May 6, 2013
This Mother's Day, Give Wild Moms a Hand
Make your backyard a safer place for wildlife families
Just like human moms, wildlife moms will do almost anything to help their young thrive. For wild moms, this means creating a safe nest or den, finding food, fending off predators, and teaching their young to find food and escape danger. It's no easy job, but we can help lighten their load.
Make your yard safer
Wild animals have plenty of natural hazards to deal with—don't add to their worries.
- Start by keeping cats indoors and keeping dogs away from nests.
- Help birds out by offering some nesting materials.
- Plant native wildflowers and grasses to provide some extra food.
- Place feeders and birdbaths where birds can quickly fly to safe cover. Make a brush pile to provide shelter, cover, and nesting materials.
- Be cautious when cleaning up your yard. Check grassy areas for rabbits and turtles before mowing, and check trees and bushes before trimming so you don’t down or expose a nest.

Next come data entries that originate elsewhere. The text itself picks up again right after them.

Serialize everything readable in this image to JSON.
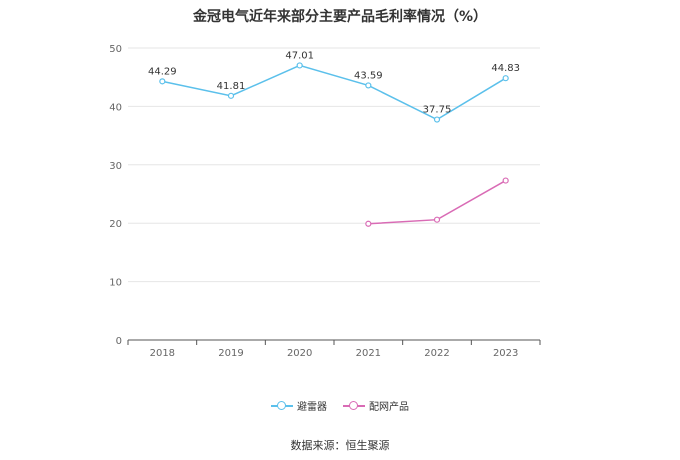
{
  "chart_data": {
    "type": "line",
    "title": "金冠电气近年来部分主要产品毛利率情况（%）",
    "categories": [
      "2018",
      "2019",
      "2020",
      "2021",
      "2022",
      "2023"
    ],
    "ylim": [
      0,
      50
    ],
    "yticks": [
      0,
      10,
      20,
      30,
      40,
      50
    ],
    "series": [
      {
        "name": "避雷器",
        "color": "#5bc0eb",
        "values": [
          44.29,
          41.81,
          47.01,
          43.59,
          37.75,
          44.83
        ],
        "labels": [
          "44.29",
          "41.81",
          "47.01",
          "43.59",
          "37.75",
          "44.83"
        ]
      },
      {
        "name": "配网产品",
        "color": "#d96bb5",
        "values": [
          null,
          null,
          null,
          19.9,
          20.6,
          27.3
        ]
      }
    ],
    "legend_position": "bottom"
  },
  "source": "数据来源：恒生聚源"
}
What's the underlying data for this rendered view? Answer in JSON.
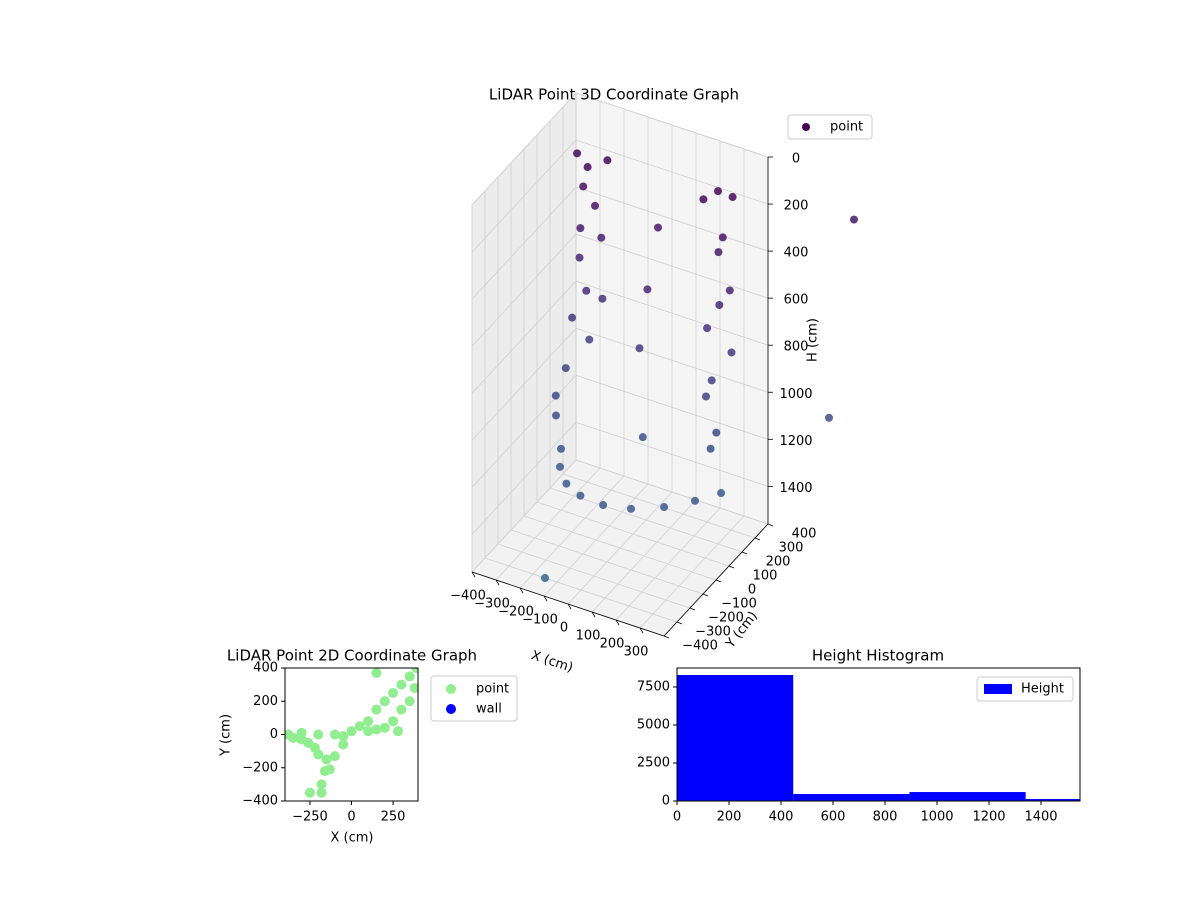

- Learn how to recognize when an animal needs help, and keep the phone number for a local wildlife rehabilitator or clinic handy.
Keep wild families out of your house
Wildlife moms looking for safe places to raise their young sometimes make unfortunate choices—like the opossum mom denning under your deck, the raccoon mom checking out your chimney, or the house sparrow mom nesting in your stove vent. Stop problems before they start by performing preventive maintenance.
Be patient with wildlife
If you find a wild family in a place they're unwelcome, remember they're just trying to find a safe place for their young. Whether she’s a chimney swift in your fireplace or a woodchuck in your garden, look for a safe, effective, and humane solution to the problem. If you need to call in a wildlife professional for help, choose carefully to prevent separation of moms and babies or other harm.